Fuzja Orlenu z Lotosem - warunki
Wyznaczone w lipcu 2020 roku przez KE środki zaradcze to m.in. zbycie 30 proc. udziałów w rafinerii Lotos wraz z towarzyszącym dużym pakietem praw zarządczych. Ma to dać nabywcy prawo do blisko połowy produkcji rafinerii w zakresie oleju napędowego i benzyny, a jednocześnie zapewni dostęp do istotnej infrastruktury magazynowania i infrastruktury logistycznej. Kolejny warunek to sprzedaż dziewięciu składów paliw na rzecz niezależnego operatora logistyki oraz budowa nowego terminalu importowego paliwa do silników odrzutowych w Szczecinie, który – po ukończeniu budowy – zostałby przekazany temu operatorowi.
KE nakazała też sprzedaż 389 stacji paliw w Polsce, stanowiących około 80 proc. sieci Lotos, sprzedaż 50 proc. udziału Lotosu w spółce joint venture z BP, zajmującej się obrotem paliwem do silników odrzutowych. Ponadto udostępnienie konkurentom w Czechach rocznie do 80 tys. ton paliwa do silników odrzutowych w drodze otwartej procedury przetargowej, zbycie dwóch zakładów produkcyjnych bitumu w Polsce oraz dostarczenie nabywcy rocznie do 500 tys. ton bitumu lub tzw. pozostałości ciężkich.

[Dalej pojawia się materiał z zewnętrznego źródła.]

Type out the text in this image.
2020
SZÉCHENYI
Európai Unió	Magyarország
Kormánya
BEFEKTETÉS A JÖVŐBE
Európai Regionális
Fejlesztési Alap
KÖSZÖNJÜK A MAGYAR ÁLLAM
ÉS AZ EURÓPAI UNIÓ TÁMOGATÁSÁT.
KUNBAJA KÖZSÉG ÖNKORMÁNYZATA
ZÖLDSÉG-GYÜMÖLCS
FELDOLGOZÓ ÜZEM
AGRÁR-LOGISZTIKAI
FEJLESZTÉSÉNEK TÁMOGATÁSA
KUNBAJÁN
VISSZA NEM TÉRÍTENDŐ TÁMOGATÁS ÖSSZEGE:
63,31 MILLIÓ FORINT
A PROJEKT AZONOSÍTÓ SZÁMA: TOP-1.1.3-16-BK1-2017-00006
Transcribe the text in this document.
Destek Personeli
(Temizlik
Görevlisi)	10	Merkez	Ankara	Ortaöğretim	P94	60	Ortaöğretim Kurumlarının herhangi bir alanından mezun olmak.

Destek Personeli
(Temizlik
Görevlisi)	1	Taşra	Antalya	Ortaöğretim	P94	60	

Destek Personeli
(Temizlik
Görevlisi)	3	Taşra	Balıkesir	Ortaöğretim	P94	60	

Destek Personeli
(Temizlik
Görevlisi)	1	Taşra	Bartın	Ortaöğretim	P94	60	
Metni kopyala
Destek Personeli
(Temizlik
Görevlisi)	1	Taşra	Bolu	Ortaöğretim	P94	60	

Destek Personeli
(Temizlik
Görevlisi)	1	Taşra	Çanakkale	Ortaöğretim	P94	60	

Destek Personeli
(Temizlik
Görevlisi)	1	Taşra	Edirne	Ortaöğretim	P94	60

Etapy fuzji Orlenu i Lotosu
Jak podała spółka, do KE złożony zostanie komplet warunkowych umów sprzedaży na rzecz inwestorów wszystkich aktywów wskazanych przez Brukselę w warunkowej decyzji koncentracyjnej, jak również komplet zgód korporacyjnych po stronie PKN Orlen oraz Grupy Lotos, pozwalających na wdrożenie środków. Do finalnego połączenia obu firm niezbędne będzie uzyskanie zgody akcjonariuszy po stronie obu spółek. Głosowanie akcjonariuszy za połączeniem odbędzie się po uzyskaniu wiążącej zgody Komisji Europejskiej na koncentrację - przypomniał Orlen.
Proces przejęcia kapitałowego Grupy Lotos przez płocki koncern został zainicjowany w lutym 2018 roku podpisaniem listu intencyjnego ze Skarbem Państwa, który posiada w gdańskiej spółce 53,19 proc. głosów na walnym zgromadzeniu akcjonariuszy.
Fuzja Orlenu z Lotosem - komentuje Donald Tusk
Do sprawy odniósł się przewodniczący Platformy Obywatelskiej Donald Tusk.
"Jeśli PiS naprawdę sprzedał stacje Lotosu węgierskiej firmie MOL, politycznie związanej z Moskwą, to znaczy, że Ład Kaczyńskiego jest bardziej rosyjski, niż sądzili najwięksi pesymiści" - napisał opozycyjny polityk w mediach społecznościowych.